Even if Japan is a veritable mecca for all things technological and cutting edge, companies still agree that there is a severe lack of competent programmers in the country. That is why Japan’s “Bit Valley” – an area in Tokyo’s Shibuya district where a large number of IT companies have set up shop – is taking it upon itself to remedy the situation. They are doing this now by teaching computer programming to young Japanese children who show an aptitude for computers.
On weekends, Japanese IT outfits like CA Tech Kids focus on teaching the younger generation how to program. The company’s president Susumu Fujita, came up with the idea at one of their executive’s training camp, as there was a growing concern that the increasing amount of mobile gadget usage by children was detrimental to their education. “I want to contribute something to society,” Fujita said, coming up with an initial three-day run last summer, with parents having to pay for their children to join the computer classes. Not surprisingly, the company was almost overrun with the huge number of applications it received. CA Tech Kids immediately increased capacity. Currently, parents – even those who have to spend hours in commute just to get their children there – have been asking for the company to continue the classes.

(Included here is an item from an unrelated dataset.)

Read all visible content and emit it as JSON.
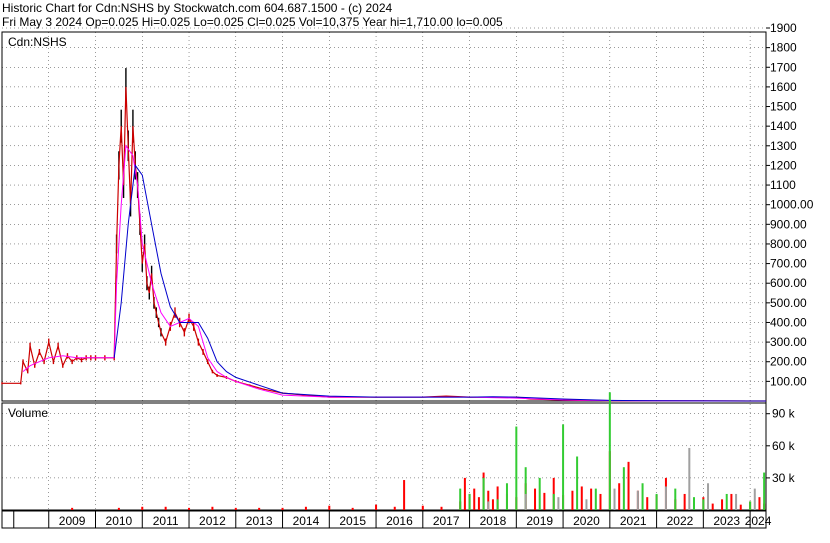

Parents of the children seem tired of Japan’s school-centric education, and with their children showing aptitude for computers, they dream of them having a good career in the IT industry. “They make something themselves and present it. The creativity, making presentations in front of other people and all that are fun in ways that learning by just sitting at school isn’t,” says Kazuhiko Chuman, a father of a child who enjoys the program, who himself works at an IT company. “I love computers,” says his fourth-grade son Shinnosuke, who dreams to become an astronaut one day.
The CA Tech Kids school opened in Shibuya last October and now has a new branch in Osaka. They are now looking to open their third session in April – with each session having six lessons, one for each Saturday in the time frame – with the second session beginning last January. The introductory course of six lessons costs 36,000 yen (around US$350).